Résumé de la décision
La décision concerne un accident médical survenu à Mme A..., qui a subi une chute sur son lieu de travail, suivie d'une intervention chirurgicale au centre hospitalier régional de la Martinique. Après cette opération, elle a subi des dommages significatifs, ce qui l'a amenée à rechercher la responsabilité du centre hospitalier. Le tribunal administratif a partiellement fait droit à sa demande, mais cet arrêt a été ultérieurement annulé par la cour administrative d'appel. La décision finale du Conseil d'État annule l'arrêt de la cour et renvoie l'affaire devant la cour administrative d'appel de Bordeaux, tout en accordant des frais à l'avocat de Mme A....
Arguments pertinents
1. Droit à l'information sur les risques médicaux :
L'article L. 1111-2 du code de la santé publique stipule que toute personne a le droit d'être informée sur son état de santé, incluant les risques associés à des interventions médicales. La cour a noté que les risques connus de l'acte médical doivent être fournis au patient pour qu'il puisse donner un consentement éclairé.
2. Erreur de droit :
La cour administrative d'appel a commis une erreur de droit en considérant que l'accident médical constituait un aléa thérapeutique sans vérifier si les risques encourus, notamment la lésion du nerf fibulaire commun, étaient répertoriés dans la littérature médicale.

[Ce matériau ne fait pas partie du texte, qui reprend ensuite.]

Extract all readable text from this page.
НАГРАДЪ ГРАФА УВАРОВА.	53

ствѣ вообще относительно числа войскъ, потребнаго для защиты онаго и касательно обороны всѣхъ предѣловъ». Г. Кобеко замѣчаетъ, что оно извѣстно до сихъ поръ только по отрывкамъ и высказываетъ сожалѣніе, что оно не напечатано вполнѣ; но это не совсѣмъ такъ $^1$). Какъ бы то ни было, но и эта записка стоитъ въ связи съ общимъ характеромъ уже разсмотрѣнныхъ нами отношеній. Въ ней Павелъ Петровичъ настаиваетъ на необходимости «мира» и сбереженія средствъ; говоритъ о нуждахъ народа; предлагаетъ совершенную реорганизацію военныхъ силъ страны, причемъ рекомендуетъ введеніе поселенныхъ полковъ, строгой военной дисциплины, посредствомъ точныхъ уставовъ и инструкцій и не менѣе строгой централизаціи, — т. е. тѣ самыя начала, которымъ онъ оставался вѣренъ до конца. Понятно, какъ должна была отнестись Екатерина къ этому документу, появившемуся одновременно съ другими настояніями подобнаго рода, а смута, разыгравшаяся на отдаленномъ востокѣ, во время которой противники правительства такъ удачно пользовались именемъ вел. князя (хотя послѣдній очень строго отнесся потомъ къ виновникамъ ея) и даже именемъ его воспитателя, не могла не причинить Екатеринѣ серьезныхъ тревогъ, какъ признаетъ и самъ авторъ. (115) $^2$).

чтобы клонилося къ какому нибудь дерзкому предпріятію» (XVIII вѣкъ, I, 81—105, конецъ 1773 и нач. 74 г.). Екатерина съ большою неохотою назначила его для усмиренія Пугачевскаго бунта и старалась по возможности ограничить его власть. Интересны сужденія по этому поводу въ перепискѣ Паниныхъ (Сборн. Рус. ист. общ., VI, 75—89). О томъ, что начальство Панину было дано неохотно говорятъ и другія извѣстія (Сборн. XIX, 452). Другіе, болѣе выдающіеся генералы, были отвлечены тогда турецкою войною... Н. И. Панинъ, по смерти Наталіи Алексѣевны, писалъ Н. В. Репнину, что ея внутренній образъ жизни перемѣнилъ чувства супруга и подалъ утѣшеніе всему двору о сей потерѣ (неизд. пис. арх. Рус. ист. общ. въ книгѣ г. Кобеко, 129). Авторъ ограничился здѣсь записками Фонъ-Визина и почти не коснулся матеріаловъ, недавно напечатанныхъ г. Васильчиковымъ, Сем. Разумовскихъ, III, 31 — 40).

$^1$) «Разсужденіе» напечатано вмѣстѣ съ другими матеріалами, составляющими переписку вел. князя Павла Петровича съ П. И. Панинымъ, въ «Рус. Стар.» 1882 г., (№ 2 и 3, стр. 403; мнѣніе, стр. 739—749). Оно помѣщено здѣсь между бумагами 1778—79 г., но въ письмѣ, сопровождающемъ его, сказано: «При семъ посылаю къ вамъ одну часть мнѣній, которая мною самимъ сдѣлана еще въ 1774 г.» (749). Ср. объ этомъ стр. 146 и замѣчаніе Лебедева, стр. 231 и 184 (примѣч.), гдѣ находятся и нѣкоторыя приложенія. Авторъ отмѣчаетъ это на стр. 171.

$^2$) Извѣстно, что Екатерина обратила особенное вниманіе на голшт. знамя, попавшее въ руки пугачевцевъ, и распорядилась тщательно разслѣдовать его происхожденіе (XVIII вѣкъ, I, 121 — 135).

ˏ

Ce raisonnement était insuffisant, car il ne tenait pas compte de la possible prévisibilité de ces risques.
Citation pertinente : « en se bornant à relever que l'accident médical dont Mme A... a été victime présentait le caractère d'un aléa thérapeutique... la cour administrative d'appel a commis une erreur de droit ».
Interprétations et citations légales
1. Article L. 1111-2 du Code de la santé publique :
Cet article précise le droit du patient à être informé sur son état de santé et les risques liés à un acte médical. Il énonce que « Cette information porte sur les différentes investigations, traitements ou actions de prévention qui sont proposés, leur utilité, leur urgence éventuelle, leurs conséquences, les risques fréquents ou graves normalement prévisibles qu'ils comportent ainsi que sur les autres solutions possibles et sur les conséquences prévisibles en cas de refus ».
2. Aléas thérapeutiques :
La décision clarifie la notion d'aléa thérapeutique, qui ne doit pas être considérée comme une excuse définitive pour ne pas informer le patient sur des risques potentiellement connus. Cela demande une exploration de la littérature médicale pour établir la prévisibilité du risque et son incidence.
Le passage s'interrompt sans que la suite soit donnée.